Abd el-Qáder organizó un ejército, así como un sistema de plazas fuertes y fortificaciones defensivas. Instauró un sistema de recaudación de impuestos y llegó a acuñar moneda. Gran admirador de la medicina andalusí, planificó un sistema sanitario con equipos que incluían médicos y enfermeras. Planificó también un detallado sistema educativo dirigido a toda la población. Se proveyó de múltiples canales de información gracias a los cuales recibía puntualmente los periódicos franceses y se los hacía leer a su por aquel entonces amigo Léon Roches. La mayoría de sus súbditos judíos fueron empleados en la negociación y el comercio de armas que con base en Gibraltar mantenía con Gran Bretaña y Francia. Sus propios adversarios han sabido destacar el trato que dispensó a los cautivos por motivos de guerra. Abd el-Qáder estableció un código humanitario aplicable al trato de los prisioneros. Muchos de ellos irán a visitarle personalmente cuando el emir se halle exiliado en Pau.​

En un principio fijó la capital en Tagdemt antiguo centro cultural y político de la dinastía de los Banu Rustam. Más tarde en mayo de 1841 cuando el avance del ejército francés llegue hasta sus puertas, la capital será incendiada y abandonada por sus habitantes. Será entonces cuando Abd el-Qáder planifique su Smala, auténtica capital nómada del estado. Una organización donde las tiendas beduinas se organizan en círculos concéntricos. Todos tienen asignado un lugar preciso según un minucioso orden. En el centro de la Smala se situaba el jefe del estado, el Emir Abd el-Qáder.

Reanudación de la lucha armada

Los términos del tratado de Tafna no eran claros y dieron lugar a nuevos desacuerdos. Según B. Étienne, el general Bugeaud había impuesto que el original fuera en francés y ordenó traducirlo al árabe por traductores franceses. Guardó el original en su poder y a su muerte el original fue destruido por su mujer.

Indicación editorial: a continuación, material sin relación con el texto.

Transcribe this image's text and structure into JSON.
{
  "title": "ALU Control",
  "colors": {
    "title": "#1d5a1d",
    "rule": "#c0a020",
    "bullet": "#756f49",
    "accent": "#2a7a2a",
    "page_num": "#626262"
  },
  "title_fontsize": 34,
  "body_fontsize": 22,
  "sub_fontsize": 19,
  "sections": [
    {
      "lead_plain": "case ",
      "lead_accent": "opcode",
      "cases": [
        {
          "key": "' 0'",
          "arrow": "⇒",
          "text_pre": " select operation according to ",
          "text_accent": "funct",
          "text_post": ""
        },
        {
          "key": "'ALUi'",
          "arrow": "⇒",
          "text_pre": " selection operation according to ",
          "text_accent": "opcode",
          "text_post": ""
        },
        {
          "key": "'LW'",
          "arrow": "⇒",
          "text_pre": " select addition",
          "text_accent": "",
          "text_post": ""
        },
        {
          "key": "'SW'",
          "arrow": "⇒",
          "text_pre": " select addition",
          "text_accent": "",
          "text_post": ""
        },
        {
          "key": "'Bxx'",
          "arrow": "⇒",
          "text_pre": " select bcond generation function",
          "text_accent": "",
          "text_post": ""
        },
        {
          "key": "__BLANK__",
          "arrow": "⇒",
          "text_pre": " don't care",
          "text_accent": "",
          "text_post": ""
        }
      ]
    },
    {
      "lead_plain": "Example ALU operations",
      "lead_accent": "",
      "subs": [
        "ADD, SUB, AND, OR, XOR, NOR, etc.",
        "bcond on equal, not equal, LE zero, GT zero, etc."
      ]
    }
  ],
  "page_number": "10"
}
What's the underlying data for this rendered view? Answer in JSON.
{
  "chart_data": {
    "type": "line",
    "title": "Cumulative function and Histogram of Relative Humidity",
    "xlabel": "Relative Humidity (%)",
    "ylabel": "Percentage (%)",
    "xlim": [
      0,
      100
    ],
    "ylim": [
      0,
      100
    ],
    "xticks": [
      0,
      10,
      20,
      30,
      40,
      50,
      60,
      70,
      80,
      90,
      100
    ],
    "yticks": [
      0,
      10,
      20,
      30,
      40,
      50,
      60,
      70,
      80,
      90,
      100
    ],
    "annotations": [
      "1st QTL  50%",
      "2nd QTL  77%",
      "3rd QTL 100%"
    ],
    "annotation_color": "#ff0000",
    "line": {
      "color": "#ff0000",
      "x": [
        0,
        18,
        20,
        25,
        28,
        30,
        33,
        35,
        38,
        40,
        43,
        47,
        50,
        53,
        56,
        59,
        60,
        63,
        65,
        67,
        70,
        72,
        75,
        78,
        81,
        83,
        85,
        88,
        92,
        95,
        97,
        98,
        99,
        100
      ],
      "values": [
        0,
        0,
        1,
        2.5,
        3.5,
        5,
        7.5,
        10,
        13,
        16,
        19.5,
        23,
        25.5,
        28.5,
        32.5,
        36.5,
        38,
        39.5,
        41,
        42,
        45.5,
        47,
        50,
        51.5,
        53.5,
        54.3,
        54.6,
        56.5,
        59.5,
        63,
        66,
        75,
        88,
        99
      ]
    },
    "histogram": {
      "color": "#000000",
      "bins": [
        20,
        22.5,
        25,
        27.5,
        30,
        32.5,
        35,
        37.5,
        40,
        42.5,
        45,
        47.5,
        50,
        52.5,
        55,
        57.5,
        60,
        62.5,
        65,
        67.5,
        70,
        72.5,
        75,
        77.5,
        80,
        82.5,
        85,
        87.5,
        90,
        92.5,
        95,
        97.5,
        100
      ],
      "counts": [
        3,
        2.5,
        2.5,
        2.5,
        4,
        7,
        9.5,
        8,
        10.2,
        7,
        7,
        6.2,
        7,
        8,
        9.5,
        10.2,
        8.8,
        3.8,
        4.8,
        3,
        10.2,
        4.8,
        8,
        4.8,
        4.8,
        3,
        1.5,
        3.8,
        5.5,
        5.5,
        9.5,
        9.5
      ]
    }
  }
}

Hubo que esperar a los estudios de Yver y de Emerit para conocer que los franceses incumplieron los términos del tratado.​

En 1839 los franceses lanzaron la ofensiva militar conocida como ‘Puertas de Hierro’. El emir lo consideró una violación del tratado y se reanudará la lucha armada entre ambos bandos. Bugeaud ejercerá una feroz represión contra la población sobre la que practicó la estrategia de tierra quemada y a la que sometió a constantes hambrunas. Según sus propias palabras, «no hay que correr tras los árabes, sino impedirles sembrar, recolectar, pastar».​

Las victorias francesas empezaron a sucederse a partir de 1842. En 1847 asestaron un golpe decisivo al emir cuando por azar un oficial francés encontró la Smala. El 16 de mayo de 1843 las tropas francesas toman por sorpresa la capital nómada del Emir mientras este estaba ausente. Abd el-Qáder se refugiará en Marruecos con las escasas tropas que le seguían siendo fieles. No cesó en su lucha y llegó a alcanzar alguna victoria aislada como la de Sidi Ibrahim pero se hallaba al límite de sus fuerzas. Pidió protección al sultán de Fez pero este finalmente fue vencido por las tropas francesas en la batalla de Isly el 12 de agosto de 1844. En septiembre de 1844 Francia y el sultán de Marruecos firman el tratado de Tánger por el que fijaran las fronteras de Argelia. El emir Abd el-Qáder queda fuera del Tratado. Acorralado por el ejército francés dirigirá diferentes misivas a la reina de Inglaterra y a la reina de España en solicitud de protección sin obtener respuesta. Finalmente, tras retroceder a Argelia tras la derrota de Agueddin (1847) se rendirá el 23 de diciembre de 1848 ante el general Lamoricière. En el momento de la rendición, Abd el-Qáder obsequiará con su mejor caballo de guerra al general francés. Lamoricière dará su palabra al Emir de que podrá instalarse junto con su familia en tierras del Islam: Alejandría o San Juan de Acre.